“They track and report financial activity,” I replied.
“But isn’t there an app for that?” he asked. “Or an algo? Or a bot?”
“Absolutely not,” I said. “There’s no substitute for an accountant’s expert professional judgment.”
But the truth is more complicated.
Apps, bots and other tech are already replacing several professions, including marriage counselors, foreign language instructors and paralegals. They’re also making their way into government accounting, and may mean big changes in how states and localities tell their financial stories.
Think for a moment about what government accountants actually do. A typical city or county performs millions of transactions each year -- from paying employees to collecting taxes to selling old fleet vehicles. Accountants apply a standardized set of principles to determine how each transaction will affect that government’s cash, investments, debt liabilities and other key components of its finances. At the end of the fiscal year, they prepare financial statements that summarize the financial activity according to those same principles.
In other words, accountants are interpreters. They translate a mountain of financial information into accessible, uniform reports. Ideally, those reports are uniform enough to allow comparisons across governments. So if financial reports are based on predictable principles, why can’t a computer do the interpreting for us?
In a way, that’s already happening. For about a decade the Securities and Exchange Commission (SEC) has required publicly traded companies to do financial reporting through extensible business reporting language (XBRL), a standardized, digital way to represent a company’s finances. Every time a company reports a piece of financial information, the computers that run its accounting system “tag” it with a series of markers. Those markers define that information and describe how it interacts with other financial information according to a standardized set of concepts maintained by a nonprofit, third-party moderator.

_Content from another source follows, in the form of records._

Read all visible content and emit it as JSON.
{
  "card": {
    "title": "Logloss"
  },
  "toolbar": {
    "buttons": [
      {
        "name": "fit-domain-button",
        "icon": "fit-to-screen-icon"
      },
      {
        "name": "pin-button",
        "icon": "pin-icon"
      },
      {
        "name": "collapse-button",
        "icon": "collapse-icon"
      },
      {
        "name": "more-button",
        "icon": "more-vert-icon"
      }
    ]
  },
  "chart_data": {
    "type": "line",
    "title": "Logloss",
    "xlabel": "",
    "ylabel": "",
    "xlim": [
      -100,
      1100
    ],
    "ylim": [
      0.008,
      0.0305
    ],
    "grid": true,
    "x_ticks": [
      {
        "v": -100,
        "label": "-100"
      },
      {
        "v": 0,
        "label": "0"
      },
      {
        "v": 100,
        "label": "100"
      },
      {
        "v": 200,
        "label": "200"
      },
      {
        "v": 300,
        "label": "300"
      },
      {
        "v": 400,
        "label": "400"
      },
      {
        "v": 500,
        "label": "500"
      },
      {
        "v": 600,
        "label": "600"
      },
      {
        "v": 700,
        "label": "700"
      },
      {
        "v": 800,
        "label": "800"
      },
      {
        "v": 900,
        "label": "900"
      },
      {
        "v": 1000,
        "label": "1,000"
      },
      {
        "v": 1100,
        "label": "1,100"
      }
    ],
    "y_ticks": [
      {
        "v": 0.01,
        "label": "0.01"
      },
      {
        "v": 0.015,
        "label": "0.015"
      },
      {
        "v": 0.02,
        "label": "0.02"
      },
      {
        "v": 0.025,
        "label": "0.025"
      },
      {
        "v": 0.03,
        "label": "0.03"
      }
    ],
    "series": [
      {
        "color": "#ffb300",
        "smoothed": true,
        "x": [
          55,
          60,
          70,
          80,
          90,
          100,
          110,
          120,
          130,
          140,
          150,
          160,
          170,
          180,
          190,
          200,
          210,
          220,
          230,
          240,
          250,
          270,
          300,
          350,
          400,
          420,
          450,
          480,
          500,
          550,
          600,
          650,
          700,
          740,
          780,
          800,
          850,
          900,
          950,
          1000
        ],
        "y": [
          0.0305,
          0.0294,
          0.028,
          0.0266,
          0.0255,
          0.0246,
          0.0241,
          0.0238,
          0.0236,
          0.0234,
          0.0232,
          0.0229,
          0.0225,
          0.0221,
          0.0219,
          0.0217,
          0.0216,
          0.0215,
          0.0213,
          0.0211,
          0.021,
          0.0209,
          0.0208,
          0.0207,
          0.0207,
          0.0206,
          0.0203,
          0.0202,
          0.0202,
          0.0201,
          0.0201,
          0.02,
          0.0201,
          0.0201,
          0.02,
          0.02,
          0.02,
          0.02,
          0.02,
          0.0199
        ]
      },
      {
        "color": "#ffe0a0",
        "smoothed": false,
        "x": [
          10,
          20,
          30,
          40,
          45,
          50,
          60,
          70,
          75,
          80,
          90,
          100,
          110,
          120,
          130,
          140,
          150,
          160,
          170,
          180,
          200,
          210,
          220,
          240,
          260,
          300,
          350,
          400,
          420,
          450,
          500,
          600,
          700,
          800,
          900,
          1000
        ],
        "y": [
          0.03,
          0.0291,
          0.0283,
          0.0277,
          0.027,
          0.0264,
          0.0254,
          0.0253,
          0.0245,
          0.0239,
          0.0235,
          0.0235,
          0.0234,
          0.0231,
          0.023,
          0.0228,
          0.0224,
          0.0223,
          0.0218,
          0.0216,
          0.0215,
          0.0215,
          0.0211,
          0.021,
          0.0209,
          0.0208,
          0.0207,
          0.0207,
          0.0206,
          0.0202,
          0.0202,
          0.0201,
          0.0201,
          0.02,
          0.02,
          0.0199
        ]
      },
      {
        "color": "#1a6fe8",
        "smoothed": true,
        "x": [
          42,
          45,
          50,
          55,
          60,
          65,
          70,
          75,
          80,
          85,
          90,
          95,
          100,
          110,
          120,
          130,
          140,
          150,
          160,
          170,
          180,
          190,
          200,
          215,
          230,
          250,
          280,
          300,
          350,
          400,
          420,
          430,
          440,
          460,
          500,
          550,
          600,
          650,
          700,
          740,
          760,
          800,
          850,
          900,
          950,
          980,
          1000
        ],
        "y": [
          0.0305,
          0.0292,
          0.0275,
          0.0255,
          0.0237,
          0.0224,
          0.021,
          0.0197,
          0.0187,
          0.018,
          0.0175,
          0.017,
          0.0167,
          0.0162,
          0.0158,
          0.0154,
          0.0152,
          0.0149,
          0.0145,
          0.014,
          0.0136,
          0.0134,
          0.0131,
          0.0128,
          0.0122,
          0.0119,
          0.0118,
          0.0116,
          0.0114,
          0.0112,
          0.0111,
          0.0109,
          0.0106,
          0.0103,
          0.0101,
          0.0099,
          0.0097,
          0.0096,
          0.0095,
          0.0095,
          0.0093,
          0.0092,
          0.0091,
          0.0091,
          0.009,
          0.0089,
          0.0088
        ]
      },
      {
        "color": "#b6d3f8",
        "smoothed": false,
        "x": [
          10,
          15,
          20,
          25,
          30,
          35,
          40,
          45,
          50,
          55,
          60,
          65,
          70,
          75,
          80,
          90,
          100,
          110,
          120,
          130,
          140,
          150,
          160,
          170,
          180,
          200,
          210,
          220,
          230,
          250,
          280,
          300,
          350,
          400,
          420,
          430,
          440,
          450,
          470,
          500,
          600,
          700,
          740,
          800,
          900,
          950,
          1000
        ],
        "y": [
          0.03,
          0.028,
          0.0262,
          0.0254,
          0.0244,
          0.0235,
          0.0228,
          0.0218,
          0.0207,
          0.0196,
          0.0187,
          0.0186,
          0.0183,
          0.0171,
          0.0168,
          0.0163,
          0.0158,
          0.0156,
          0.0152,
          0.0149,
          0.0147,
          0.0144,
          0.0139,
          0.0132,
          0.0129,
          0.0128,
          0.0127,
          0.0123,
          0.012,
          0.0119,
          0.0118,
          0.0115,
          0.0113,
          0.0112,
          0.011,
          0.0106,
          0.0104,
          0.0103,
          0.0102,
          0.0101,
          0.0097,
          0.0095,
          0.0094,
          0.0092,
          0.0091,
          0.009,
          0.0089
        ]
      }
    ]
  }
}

The end result is a uniform, XBRL-tagged, computer-readable body of financial information that publicly traded companies can submit to the SEC. Investors, analysts and others can then take that information and produce customized digital financial reports that meet their unique needs. XBRL is not as cool as an app or a bot, but it has ushered along a transformational change in corporate financial reporting.
That transformation is taking root in state and local government. Earlier this year, Florida Gov. Rick Scott signed legislation allowing the state to establish an XBRL framework for local government financial reporting. Instead of preparing independent financial statements and then shoehorning them into the state reporting system, localities will instead submit XBRL-tagged information directly from their computers to the state. That could save millions of hours and produce much more uniform and transparent financial reports. Several other states are exploring similar legislation, which could lead to standardized information useful to the U.S. Census Bureau, credit rating agencies, bond investors and other stakeholders.
To that end, the State and Local Disclosure Modernization working group, comprising government CFOs, accounting academics and technology leaders, has convened to promote XBRL take-up in governments. This is against the backdrop of the Digital Accounting and Transparency Act, passed in 2014, which encourages a similar transformation for federal financial reporting.
Does this mean the end of government accountants? Not at all. XBRL makes such accountants more valuable than ever. Every government will need someone to build XBRL into its existing financial systems and to help elected officials understand and respond to the barrage of questions that new stakeholders will inevitably ask once they slice and dice the new numbers. Critics also point out that XBRL will be far too expensive and complex for many small jurisdictions.
So there’s no bot to replace government accountants. But there’s a few that might make them more valuable.